Editor’s Note: This essay first appeared in the recent Center of the American Experiment symposium entitled, Specifically, What Must We Do to Repair Our Culture of Massive Family Fragmentation? and has been reprinted here with permission.

When we speak of culture, many times we think of powerful top-down institutions: film production companies in Hollywood, advertising agencies on Madison Avenue, television networks in Manhattan. Those institutions are, indeed, powerful, but influencing the culture need not always come from the top down: It can also come from the bottom up, through social movements that begin in the peripheries. This is important to keep in mind when thinking about how we can repair the culture that is fueling family fragmentation.

One example of a bottom-up effort to strengthen the marriage culture is the “I Believe in Love Project,” where we serve as contributing editors. The Project centers on a website, http://www.ibelieveinlove.com, and invites ordinary young adults to share their stories about the journey to find and keep lifelong love. A single mother writes about what she is doing to date more intentionally and meet a good man whom she could eventually marry. A new father in a cohabiting relationship writes about his journey to overcome drug addiction and about why he wants to get married. A woman writes about how she and her husband overcame infidelity to find healing and hope in their marriage.

On the ground, local coordinators (like us) meet regularly with writers to discuss posts, which become opportunities to build friendships and discuss mindsets that are important as one prepares for, enters into, and sustains a marriage. We recently started a small group in which writers gather to share ideas, swap stories, and eat s’mores around a backyard bonfire.

The Project includes three aspects that we believe could be adapted to other initiatives that seek to influence culture.

Personal empowerment. Among Americans ages 25 to 34, 51 percent have married and 61 percent of those never married say that they want to get married. Among the never-married, only 4 percent say that they don’t want to get married, while 34 percent are not sure if they want to get married.

It’s good news that most young Americans want to marry, and for the significant minority of those who are unsure, who is best suited to reach them? Someone preaching from on high about the virtues of marriage and touting its economic benefits? (In our experience, young adults very much dislike it when adults tell them that getting married is the “financially responsible thing to do”—they believe you should get married for love, not money.)

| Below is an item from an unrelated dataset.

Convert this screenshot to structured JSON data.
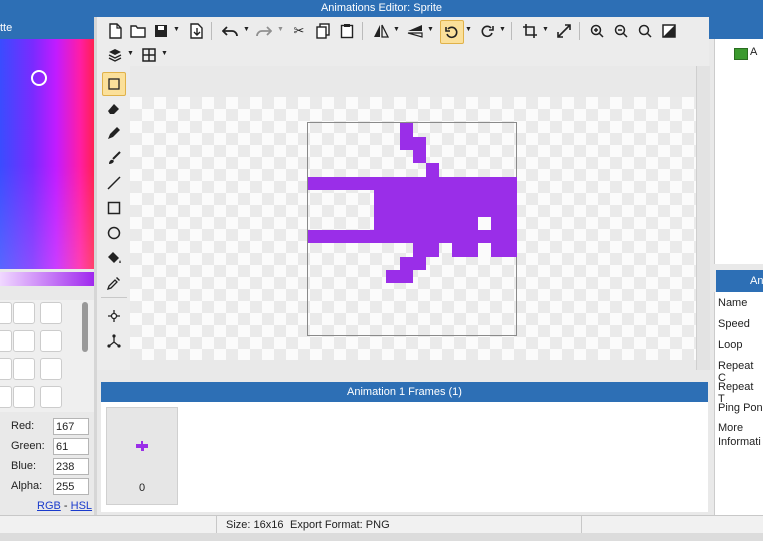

No, what might make the most difference are opportunities for Millennials to speak for themselves about marriage to their peers. The young man who had children outside of marriage but eventually married the mother of his daughters can make a more persuasive case about why marriage matters to an ambivalent peer than we can. The young woman who wants to get married but is confronting her anxieties about marriage can share her journey with her unmarried peers. Their stories of overcoming fears and difficulties and journeying toward marriage have the potential to play a small part in culture change from the bottom up.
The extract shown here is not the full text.